The report from the left-of-centre Institute for Public Policy Research comes ahead of the May 5 referendum on replacing first-past-the-post (FPTP) with the alternative vote (AV) system, under which voters rank candidates in order of preference.
While supporters of FPTP - including most Conservatives and a large number of Labour MPs - argue it is the best way of producing strong governments, today's report argues that long-term changes in voting patterns mean the system has become a recipe for hung parliaments and coalitions in future.
Only about 31% of voters - 9 million people - live in the marginal seats which form the main battlefields in elections under FPTP, found the IPPR. But the number whose votes made up the margin of victory in seats which actually changed hands was even smaller - just over 460,000, or 1.6% of the electorate.
The figures meant that 69% of votes cast last May had little chance of making any difference to the result, while more than 98% did not make a decisive impact, said the think tank.
More than a third (34.9%) of votes in the 2010 general election were cast for parties other than the "big two", increasing a trend which has seen Labour and the Tories together garner a dwindling share of support, found the report.
While the two biggest parties between them secured 96.8% of the vote in 1951, that share has now fallen to just 65.1%.
The increasing success of smaller parties makes single-party government less likely, with the major parties now requiring 85 more seats than their major rivals to secure power and 100 more to enjoy the kind of parliamentary majority needed to govern effectively.

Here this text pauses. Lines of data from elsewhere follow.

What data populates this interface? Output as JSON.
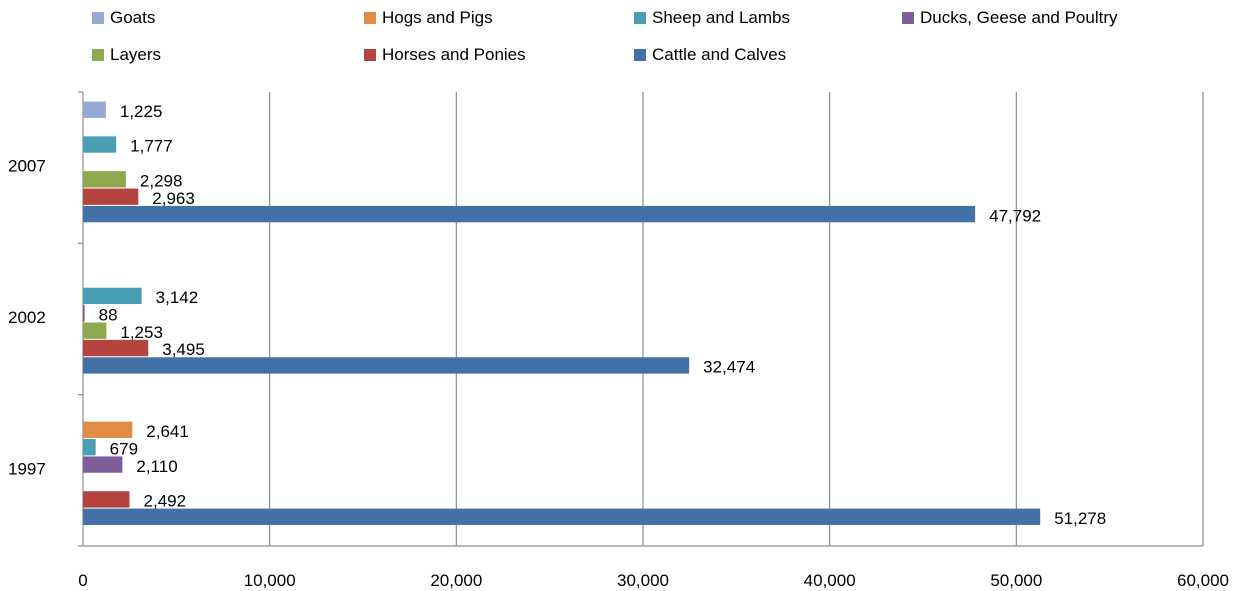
{
  "chart_data": {
    "type": "bar",
    "orientation": "horizontal",
    "categories": [
      "2007",
      "2002",
      "1997"
    ],
    "xlim": [
      0,
      60000
    ],
    "x_ticks": [
      "0",
      "10,000",
      "20,000",
      "30,000",
      "40,000",
      "50,000",
      "60,000"
    ],
    "grid": "vertical",
    "legend_position": "top",
    "series": [
      {
        "name": "Goats",
        "color": "#95A9D3",
        "values": [
          1225,
          null,
          null
        ],
        "labels": [
          "1,225",
          null,
          null
        ]
      },
      {
        "name": "Hogs and Pigs",
        "color": "#E08C47",
        "values": [
          null,
          null,
          2641
        ],
        "labels": [
          null,
          null,
          "2,641"
        ]
      },
      {
        "name": "Sheep and Lambs",
        "color": "#4A9FB4",
        "values": [
          1777,
          3142,
          679
        ],
        "labels": [
          "1,777",
          "3,142",
          "679"
        ]
      },
      {
        "name": "Ducks, Geese and Poultry",
        "color": "#7E5F9B",
        "values": [
          null,
          88,
          2110
        ],
        "labels": [
          null,
          "88",
          "2,110"
        ]
      },
      {
        "name": "Layers",
        "color": "#8FAA4D",
        "values": [
          2298,
          1253,
          null
        ],
        "labels": [
          "2,298",
          "1,253",
          null
        ]
      },
      {
        "name": "Horses and Ponies",
        "color": "#B5433F",
        "values": [
          2963,
          3495,
          2492
        ],
        "labels": [
          "2,963",
          "3,495",
          "2,492"
        ]
      },
      {
        "name": "Cattle and Calves",
        "color": "#4470A8",
        "values": [
          47792,
          32474,
          51278
        ],
        "labels": [
          "47,792",
          "32,474",
          "51,278"
        ]
      }
    ]
  }
}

Even if Liberal Democrat representation fell from 57 MPs to 25 at the next election, the victorious party would need to return around 50 more MPs to Westminster than their main rivals to be confident of an outright majority.
And the report also highlighted the inbuilt bias to the FPTP system which means Labour can win an absolute majority with a 3% lead over Tories, while the Conservatives would need an 11% advantage - leaving a 14% gap in which a hung Parliament is the most likely result.